— Lasers could bore into a centimetre-sized spot on an asteroid, ejecting tiny bits of material that would push the space rock off course and away from Earth (Illustration: Don Davis/NASA)
Space lasers that zap away rogue asteroids sound like the premise for a 1980s video game. But researchers say the technique could one day be used to detect and deflect asteroids found to be barrelling towards Earth.
Previously, researchers have proposed several methods to save Earth from an asteroid impact. These include blowing it up with a nuclear bomb or putting a spacecraft beside it so the craft's gravity could tug the asteroid off course.
But these solutions have drawbacks the smaller chunks of rock created in the nuclear explosion might still threaten Earth, and the 'gravity tug' would require a relatively massive spaceship with a lot of fuel.
Now, researchers say a lightweight, space-based laser could eliminate these problems gradually altering the trajectory of a threatening asteroid. Though the technology may take two decades or so to mature, "this is something that is doable", says Richard Fork, who heads the Laser Science and Engineering Group at the University of Alabama in Huntsville, US.
One of the great advantages of using lasers is that their beams remain relatively tightly focused over long distances, allowing them to study asteroids from farther away than is currently possible.
Today, observatories such as Arecibo in Puerto Rico bounce radar off asteroids to characterise them and track their orbits. But they can only study objects from a distance equivalent to 0.1 times that between the Earth and the Sun. A laser could examine the features of an asteroid from 10 times as far away.
That could give researchers advance warning of the asteroid's likely composition and exact shape, which would help them figure out how to move it.
The laser itself could also do the moving. If its short pulses were focused on a centimetre-sized spot on the asteroid, they would repeatedly pulverise material, ejecting tiny bits of space rock at 10 kilometres per second. This would function as the asteroid's propellant, pushing it into a different orbit and safely away from Earth.
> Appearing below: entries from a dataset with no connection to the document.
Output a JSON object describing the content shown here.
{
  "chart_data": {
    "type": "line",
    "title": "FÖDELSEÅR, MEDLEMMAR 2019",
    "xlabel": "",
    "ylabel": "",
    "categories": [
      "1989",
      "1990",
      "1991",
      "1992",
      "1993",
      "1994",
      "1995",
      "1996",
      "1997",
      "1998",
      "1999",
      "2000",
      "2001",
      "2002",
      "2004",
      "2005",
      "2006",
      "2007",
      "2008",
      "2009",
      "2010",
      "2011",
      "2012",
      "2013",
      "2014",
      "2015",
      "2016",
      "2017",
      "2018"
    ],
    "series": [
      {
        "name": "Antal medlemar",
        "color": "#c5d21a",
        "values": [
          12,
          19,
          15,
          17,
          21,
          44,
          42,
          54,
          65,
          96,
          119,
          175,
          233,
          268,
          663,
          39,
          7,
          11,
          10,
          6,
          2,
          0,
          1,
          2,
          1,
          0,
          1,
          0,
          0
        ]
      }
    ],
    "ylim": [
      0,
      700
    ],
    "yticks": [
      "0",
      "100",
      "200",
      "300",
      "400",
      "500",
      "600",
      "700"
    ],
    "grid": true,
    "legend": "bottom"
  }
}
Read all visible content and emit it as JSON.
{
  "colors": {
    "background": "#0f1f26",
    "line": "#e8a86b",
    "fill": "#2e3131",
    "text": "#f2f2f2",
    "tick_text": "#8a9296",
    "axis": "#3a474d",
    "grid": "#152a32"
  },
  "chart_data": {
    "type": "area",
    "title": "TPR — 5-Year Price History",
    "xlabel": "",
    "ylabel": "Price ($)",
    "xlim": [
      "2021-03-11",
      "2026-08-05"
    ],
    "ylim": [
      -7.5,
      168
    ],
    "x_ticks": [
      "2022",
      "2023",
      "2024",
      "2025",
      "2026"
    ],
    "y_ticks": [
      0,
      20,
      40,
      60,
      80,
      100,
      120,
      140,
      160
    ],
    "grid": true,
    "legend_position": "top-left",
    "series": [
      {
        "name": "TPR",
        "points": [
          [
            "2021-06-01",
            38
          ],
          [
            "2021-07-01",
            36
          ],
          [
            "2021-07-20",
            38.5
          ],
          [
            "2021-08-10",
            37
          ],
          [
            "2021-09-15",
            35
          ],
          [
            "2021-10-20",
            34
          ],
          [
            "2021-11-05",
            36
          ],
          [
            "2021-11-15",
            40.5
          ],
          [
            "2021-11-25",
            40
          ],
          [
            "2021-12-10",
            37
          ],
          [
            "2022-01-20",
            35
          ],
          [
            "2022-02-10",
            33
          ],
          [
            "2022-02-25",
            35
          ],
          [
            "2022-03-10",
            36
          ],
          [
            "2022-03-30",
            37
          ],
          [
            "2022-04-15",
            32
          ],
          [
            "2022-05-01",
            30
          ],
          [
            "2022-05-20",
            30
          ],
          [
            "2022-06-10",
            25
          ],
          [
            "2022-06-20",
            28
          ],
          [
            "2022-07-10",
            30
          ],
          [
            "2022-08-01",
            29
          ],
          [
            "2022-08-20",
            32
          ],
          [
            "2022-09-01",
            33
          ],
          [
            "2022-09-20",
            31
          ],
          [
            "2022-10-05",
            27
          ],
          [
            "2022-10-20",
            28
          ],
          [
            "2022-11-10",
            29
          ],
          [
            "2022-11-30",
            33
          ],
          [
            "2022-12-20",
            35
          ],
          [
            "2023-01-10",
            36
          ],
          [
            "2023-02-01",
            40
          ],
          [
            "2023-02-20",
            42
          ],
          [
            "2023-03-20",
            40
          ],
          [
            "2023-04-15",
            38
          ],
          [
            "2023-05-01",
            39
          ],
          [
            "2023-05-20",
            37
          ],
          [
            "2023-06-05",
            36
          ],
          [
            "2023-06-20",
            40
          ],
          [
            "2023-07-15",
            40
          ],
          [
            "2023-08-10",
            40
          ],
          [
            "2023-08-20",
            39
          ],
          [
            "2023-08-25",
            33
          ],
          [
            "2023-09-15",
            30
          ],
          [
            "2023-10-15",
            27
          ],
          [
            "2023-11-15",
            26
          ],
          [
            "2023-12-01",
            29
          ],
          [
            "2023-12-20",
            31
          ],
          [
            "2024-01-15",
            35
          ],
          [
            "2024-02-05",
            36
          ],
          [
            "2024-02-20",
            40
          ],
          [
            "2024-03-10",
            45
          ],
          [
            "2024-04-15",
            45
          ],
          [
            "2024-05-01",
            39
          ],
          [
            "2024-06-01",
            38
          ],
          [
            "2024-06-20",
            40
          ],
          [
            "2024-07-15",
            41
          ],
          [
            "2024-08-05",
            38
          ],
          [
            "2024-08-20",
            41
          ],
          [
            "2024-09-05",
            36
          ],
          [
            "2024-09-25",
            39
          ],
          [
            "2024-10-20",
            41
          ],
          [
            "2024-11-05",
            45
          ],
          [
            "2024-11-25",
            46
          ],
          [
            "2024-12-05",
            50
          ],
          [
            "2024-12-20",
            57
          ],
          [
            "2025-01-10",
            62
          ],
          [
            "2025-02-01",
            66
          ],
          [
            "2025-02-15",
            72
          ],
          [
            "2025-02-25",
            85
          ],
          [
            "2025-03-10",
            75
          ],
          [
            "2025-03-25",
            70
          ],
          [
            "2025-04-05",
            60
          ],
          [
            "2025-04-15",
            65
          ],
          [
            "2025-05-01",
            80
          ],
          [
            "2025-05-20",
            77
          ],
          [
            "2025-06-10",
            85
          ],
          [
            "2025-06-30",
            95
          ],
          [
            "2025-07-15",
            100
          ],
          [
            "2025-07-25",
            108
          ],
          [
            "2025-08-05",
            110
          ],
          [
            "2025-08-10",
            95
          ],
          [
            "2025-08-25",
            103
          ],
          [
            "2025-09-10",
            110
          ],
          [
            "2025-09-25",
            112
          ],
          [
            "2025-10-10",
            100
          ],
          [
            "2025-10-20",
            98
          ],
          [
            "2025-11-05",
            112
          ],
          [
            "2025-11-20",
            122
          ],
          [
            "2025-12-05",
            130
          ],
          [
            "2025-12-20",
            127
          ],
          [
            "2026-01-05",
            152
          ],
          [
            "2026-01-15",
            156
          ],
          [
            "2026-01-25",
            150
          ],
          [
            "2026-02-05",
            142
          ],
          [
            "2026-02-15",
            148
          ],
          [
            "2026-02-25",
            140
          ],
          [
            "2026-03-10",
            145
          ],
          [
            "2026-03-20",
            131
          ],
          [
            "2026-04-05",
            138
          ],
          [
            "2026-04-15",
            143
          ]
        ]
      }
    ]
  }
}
From several kilometres away, each laser could operate on 25 to 40 kilowatts of power to zap a space rock for several months.
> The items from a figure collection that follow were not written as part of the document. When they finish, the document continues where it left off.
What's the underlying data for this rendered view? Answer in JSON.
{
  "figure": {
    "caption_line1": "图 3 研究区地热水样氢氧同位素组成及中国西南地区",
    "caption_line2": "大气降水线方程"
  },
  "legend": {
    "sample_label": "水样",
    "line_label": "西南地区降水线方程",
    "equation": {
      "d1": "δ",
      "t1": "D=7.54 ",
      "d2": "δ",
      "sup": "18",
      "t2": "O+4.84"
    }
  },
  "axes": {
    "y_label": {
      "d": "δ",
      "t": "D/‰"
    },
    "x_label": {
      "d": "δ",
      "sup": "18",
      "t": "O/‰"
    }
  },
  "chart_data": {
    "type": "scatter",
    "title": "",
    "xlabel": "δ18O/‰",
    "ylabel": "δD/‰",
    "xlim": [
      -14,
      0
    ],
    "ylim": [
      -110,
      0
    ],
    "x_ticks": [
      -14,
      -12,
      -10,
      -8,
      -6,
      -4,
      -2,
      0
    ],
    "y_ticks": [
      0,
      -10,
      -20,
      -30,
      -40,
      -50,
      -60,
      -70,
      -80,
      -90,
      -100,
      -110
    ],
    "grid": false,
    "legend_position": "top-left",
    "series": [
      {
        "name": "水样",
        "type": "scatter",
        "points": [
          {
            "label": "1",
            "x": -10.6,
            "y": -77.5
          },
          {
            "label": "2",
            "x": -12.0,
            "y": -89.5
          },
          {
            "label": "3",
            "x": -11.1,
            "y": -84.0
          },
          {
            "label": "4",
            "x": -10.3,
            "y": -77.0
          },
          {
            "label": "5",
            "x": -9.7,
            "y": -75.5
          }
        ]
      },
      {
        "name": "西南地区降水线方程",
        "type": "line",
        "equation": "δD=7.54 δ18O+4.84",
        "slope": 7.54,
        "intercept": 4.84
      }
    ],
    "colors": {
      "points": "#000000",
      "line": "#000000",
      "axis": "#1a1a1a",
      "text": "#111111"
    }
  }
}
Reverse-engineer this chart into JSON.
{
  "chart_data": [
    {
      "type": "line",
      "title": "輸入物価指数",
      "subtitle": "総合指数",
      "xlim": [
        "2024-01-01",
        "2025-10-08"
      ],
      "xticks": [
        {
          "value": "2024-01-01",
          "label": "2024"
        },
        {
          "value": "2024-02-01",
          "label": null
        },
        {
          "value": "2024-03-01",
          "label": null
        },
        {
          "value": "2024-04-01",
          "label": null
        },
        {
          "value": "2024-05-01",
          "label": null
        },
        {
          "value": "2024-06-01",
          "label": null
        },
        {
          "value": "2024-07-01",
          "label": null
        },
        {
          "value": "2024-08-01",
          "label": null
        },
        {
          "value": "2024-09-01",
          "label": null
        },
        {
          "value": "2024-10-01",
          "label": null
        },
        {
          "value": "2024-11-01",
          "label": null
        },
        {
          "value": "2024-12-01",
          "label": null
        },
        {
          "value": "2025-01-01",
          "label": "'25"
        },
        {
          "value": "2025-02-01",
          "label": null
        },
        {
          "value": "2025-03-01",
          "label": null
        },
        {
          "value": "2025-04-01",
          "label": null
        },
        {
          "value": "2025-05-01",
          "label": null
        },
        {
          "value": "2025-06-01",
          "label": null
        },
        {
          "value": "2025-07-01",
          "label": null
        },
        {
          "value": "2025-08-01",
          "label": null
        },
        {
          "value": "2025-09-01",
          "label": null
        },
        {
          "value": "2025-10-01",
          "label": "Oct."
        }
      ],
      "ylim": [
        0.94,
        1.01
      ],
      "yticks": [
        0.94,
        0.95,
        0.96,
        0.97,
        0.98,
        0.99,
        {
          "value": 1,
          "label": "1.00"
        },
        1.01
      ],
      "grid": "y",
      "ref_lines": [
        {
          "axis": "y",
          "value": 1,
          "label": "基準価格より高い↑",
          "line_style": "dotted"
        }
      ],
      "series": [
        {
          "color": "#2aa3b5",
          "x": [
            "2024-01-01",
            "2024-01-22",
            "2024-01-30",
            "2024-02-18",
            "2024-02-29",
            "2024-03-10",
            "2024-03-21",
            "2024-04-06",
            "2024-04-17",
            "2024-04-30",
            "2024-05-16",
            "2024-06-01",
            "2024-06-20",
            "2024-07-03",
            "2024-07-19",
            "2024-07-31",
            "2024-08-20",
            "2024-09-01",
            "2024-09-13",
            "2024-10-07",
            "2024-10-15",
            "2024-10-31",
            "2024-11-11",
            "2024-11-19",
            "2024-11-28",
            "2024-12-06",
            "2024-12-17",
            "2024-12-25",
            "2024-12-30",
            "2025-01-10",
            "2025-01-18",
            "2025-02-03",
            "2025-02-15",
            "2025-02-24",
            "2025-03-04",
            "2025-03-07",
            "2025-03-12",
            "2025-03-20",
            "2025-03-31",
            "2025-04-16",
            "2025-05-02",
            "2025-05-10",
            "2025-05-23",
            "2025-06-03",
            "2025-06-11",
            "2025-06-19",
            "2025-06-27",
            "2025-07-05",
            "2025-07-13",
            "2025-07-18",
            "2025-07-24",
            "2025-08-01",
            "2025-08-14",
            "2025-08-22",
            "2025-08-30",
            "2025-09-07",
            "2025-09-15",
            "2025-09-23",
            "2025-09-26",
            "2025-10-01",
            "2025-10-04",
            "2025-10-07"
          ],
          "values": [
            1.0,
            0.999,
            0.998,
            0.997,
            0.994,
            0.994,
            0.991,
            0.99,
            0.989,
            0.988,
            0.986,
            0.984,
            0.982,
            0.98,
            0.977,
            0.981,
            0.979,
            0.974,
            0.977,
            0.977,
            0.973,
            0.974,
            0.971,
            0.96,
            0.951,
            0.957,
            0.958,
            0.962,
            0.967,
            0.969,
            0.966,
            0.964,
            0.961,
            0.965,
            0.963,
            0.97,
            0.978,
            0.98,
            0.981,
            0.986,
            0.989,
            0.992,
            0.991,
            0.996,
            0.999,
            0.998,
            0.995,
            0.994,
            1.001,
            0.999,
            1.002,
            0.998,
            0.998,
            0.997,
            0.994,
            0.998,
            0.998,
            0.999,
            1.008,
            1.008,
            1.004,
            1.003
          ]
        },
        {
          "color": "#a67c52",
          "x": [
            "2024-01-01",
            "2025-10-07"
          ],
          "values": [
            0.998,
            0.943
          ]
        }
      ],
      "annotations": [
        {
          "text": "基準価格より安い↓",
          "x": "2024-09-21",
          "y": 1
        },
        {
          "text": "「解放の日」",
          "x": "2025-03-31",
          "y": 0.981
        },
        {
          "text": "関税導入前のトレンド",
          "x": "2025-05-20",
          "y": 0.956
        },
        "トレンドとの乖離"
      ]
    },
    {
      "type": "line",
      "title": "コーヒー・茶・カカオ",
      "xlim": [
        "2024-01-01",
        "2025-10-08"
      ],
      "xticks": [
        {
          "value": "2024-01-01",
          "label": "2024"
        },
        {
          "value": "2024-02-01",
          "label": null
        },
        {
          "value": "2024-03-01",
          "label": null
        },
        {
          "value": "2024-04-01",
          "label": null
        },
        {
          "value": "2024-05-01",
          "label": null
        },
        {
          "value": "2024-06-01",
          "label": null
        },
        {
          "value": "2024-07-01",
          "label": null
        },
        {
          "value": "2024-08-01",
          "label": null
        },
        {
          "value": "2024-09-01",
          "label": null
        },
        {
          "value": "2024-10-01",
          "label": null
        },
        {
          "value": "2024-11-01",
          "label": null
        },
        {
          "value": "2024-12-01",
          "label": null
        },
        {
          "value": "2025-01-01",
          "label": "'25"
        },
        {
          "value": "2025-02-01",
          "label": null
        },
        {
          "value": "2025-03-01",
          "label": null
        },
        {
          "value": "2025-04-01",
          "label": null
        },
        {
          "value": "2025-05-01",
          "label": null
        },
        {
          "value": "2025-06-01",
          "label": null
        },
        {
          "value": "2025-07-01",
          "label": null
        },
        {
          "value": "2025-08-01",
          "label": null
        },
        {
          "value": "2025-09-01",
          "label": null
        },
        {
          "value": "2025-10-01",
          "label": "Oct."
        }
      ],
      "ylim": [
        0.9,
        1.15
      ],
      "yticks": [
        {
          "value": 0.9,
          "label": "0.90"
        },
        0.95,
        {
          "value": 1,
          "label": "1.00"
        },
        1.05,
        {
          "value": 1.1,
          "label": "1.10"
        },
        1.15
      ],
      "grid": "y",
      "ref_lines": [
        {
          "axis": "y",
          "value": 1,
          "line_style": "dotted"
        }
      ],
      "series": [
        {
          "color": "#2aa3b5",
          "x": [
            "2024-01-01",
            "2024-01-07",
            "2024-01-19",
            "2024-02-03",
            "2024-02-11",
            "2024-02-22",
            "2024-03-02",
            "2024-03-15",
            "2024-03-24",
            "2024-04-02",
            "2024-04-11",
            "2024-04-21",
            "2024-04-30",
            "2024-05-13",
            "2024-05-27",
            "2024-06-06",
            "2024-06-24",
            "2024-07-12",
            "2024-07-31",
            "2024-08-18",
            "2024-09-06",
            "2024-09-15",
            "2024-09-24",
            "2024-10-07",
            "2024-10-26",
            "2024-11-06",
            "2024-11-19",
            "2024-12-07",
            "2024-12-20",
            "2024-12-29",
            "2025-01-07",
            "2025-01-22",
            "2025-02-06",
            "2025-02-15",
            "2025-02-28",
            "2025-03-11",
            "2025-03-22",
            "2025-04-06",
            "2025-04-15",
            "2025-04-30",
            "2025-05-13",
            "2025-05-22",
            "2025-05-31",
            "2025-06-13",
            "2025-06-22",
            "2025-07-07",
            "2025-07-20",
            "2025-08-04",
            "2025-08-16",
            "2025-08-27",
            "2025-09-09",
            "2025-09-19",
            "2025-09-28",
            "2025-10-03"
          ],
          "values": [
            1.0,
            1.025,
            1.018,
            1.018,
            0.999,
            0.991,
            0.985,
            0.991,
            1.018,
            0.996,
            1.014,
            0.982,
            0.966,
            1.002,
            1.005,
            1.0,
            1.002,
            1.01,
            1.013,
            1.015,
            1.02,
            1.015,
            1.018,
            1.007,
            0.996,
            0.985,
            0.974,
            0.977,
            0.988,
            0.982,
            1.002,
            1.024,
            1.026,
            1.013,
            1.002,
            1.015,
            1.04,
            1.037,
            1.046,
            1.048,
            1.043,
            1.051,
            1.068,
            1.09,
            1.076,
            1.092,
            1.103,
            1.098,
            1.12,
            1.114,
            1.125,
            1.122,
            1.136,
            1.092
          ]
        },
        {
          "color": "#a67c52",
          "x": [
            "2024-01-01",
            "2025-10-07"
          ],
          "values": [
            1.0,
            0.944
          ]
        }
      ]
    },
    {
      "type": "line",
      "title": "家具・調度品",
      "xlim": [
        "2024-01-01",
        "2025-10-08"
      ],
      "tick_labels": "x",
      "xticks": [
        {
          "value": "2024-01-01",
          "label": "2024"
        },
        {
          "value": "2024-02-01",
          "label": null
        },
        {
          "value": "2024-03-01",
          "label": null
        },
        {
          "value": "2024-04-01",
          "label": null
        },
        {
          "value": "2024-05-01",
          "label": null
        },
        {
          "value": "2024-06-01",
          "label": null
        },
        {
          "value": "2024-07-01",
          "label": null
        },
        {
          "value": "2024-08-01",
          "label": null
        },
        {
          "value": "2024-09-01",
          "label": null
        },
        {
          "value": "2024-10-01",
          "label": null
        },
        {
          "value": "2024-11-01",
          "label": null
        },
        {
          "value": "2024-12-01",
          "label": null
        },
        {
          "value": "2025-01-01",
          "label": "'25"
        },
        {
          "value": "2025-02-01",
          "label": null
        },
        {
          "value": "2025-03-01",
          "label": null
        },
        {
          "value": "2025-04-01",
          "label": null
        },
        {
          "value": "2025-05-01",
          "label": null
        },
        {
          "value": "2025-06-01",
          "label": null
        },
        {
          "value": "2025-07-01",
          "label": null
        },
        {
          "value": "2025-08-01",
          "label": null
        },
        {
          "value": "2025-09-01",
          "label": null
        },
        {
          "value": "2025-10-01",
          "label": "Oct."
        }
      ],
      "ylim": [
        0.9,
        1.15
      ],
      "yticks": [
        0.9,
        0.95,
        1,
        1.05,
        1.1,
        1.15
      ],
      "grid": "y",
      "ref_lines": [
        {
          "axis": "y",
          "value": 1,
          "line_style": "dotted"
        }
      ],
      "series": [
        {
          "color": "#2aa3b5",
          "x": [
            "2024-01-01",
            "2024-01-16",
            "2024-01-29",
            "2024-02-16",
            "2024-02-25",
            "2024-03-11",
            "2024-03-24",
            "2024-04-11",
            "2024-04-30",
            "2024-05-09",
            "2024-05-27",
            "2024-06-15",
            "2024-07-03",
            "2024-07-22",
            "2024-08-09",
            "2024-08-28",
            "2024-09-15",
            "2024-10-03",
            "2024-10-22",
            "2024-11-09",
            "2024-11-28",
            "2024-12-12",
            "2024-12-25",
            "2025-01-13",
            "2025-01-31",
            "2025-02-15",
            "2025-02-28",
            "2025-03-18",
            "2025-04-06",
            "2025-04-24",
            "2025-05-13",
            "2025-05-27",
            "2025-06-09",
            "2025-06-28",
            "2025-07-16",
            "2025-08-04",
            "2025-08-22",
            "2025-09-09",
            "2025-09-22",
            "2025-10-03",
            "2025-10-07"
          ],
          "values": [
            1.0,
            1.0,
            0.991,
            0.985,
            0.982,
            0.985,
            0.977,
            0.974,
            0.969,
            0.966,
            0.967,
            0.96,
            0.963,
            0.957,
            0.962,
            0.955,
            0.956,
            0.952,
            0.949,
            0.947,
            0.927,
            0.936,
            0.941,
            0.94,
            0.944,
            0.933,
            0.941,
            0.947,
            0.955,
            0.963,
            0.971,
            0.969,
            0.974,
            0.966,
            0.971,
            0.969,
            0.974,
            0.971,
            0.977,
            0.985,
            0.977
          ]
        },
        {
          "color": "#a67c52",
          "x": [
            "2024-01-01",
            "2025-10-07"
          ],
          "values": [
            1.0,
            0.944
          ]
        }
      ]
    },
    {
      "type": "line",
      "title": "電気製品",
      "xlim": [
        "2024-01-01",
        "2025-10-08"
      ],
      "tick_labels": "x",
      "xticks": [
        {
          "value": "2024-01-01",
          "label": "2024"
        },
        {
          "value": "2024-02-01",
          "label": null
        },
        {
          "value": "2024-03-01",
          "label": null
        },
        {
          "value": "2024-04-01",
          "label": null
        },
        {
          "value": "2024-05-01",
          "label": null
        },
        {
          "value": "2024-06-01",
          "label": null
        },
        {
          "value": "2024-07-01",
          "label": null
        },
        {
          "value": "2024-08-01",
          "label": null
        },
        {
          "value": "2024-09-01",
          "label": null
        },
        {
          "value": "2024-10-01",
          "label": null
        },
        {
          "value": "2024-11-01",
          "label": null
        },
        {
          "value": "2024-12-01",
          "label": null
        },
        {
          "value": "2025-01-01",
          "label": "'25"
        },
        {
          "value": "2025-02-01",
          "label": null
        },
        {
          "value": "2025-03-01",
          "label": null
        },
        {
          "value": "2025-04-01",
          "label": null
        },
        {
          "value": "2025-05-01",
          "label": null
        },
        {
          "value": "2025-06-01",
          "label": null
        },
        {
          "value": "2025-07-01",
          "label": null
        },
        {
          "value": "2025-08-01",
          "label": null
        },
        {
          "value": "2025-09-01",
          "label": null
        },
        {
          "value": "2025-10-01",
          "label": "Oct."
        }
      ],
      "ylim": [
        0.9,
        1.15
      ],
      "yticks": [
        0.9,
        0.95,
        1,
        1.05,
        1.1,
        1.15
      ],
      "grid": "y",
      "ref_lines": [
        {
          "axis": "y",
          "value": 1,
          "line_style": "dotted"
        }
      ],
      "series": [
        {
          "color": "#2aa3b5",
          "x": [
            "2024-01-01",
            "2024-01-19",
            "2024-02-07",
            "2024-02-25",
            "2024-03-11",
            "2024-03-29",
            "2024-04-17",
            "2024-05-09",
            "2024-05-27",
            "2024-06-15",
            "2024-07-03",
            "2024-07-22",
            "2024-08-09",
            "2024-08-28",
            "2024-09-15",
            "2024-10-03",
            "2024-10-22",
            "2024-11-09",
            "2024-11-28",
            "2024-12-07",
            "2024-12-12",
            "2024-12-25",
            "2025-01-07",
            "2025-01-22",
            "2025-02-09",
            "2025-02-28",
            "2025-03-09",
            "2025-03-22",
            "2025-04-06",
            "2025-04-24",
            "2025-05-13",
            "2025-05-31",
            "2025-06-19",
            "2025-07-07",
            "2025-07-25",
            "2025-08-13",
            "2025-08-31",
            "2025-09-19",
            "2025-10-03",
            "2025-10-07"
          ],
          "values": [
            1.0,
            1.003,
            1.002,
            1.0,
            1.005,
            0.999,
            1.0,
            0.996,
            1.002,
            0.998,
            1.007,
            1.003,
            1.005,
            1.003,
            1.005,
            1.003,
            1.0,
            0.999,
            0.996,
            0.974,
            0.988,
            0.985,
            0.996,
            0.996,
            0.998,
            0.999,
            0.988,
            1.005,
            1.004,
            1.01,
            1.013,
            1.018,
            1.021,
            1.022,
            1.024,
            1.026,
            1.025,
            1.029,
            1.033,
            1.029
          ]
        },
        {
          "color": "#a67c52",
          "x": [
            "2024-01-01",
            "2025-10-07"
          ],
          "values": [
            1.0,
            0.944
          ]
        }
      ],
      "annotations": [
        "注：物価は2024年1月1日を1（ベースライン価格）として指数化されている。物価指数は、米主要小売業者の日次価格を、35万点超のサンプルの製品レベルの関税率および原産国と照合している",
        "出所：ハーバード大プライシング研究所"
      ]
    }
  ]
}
"It really doesnt take much of a push provided you do that early," Fork told New Scientist. "The key thing is to act early on."
To detect and begin deflecting dangerous asteroids as early as possible, the lasers could be placed on a fleet of eight spacecraft that would patrol the asteroid belt at different locations.
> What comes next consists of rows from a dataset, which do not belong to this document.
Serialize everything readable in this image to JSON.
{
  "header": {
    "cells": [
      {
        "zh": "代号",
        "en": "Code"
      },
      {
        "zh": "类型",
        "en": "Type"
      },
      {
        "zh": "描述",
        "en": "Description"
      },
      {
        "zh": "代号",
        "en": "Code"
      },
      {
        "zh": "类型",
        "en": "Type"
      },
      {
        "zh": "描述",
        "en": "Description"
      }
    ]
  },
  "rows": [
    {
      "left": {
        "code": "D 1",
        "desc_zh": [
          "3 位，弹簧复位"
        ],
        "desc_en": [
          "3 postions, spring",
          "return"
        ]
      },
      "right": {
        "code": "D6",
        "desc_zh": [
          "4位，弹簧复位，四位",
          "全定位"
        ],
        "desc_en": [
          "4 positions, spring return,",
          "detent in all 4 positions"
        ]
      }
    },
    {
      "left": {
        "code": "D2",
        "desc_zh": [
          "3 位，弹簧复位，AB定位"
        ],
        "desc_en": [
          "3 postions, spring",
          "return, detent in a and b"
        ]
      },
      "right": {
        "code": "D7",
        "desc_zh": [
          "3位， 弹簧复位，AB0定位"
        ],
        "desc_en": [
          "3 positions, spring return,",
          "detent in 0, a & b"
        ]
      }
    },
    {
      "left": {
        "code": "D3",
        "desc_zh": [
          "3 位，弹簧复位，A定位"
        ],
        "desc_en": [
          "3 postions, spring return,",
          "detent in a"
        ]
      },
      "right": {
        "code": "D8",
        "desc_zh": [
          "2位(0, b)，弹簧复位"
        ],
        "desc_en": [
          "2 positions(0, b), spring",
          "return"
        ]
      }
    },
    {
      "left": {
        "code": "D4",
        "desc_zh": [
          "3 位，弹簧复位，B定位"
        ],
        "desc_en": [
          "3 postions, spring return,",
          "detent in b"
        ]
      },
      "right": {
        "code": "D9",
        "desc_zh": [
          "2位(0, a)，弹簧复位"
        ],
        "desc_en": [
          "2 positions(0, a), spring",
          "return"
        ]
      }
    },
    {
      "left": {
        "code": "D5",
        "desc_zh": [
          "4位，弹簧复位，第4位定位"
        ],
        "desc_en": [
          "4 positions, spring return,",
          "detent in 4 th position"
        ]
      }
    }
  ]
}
But several major technical hurdles need to be overcome before such a system could be put in place. If the spacecraft was used to characterise asteroids, it would require an antenna about 30 metres across to transmit the laser's light.
If the spacecraft was simply intended to deflect asteroids, it would not need such a large antenna. But engineers would still have to find a way to make existing laboratory lasers which are heavy more lightweight to launch them on a spacecraft about the size of a truck.
Missing the 'keyhole'
At the moment, Fork and his team are developing a titanium-sapphire laser capable of pulverising materials with its pulses. They hope their laser could be the 'grandfather' of a laser that might one day come to the aid of humanity.
There is a small chance such a life-saving laser would be needed in 2029, when the asteroid Apophis will make a close swing by Earth. If it passes through a specific region of space just 600 metres across at that time, there is a 1 in 45,000 chance it could hit Earth perhaps slamming into the Pacific Ocean on 13 April 2036.
If a laser spacecraft were going to be ready to deflect Apophis before it could reach the 600-metre-wide 'keyhole' in 2029, the government would have to start funding the mission now, says Fork.
"The chances of having it ready for the Apophis push are extremely small unless there was a sudden burst of enthusiasm for doing the laser push," he told New Scientist.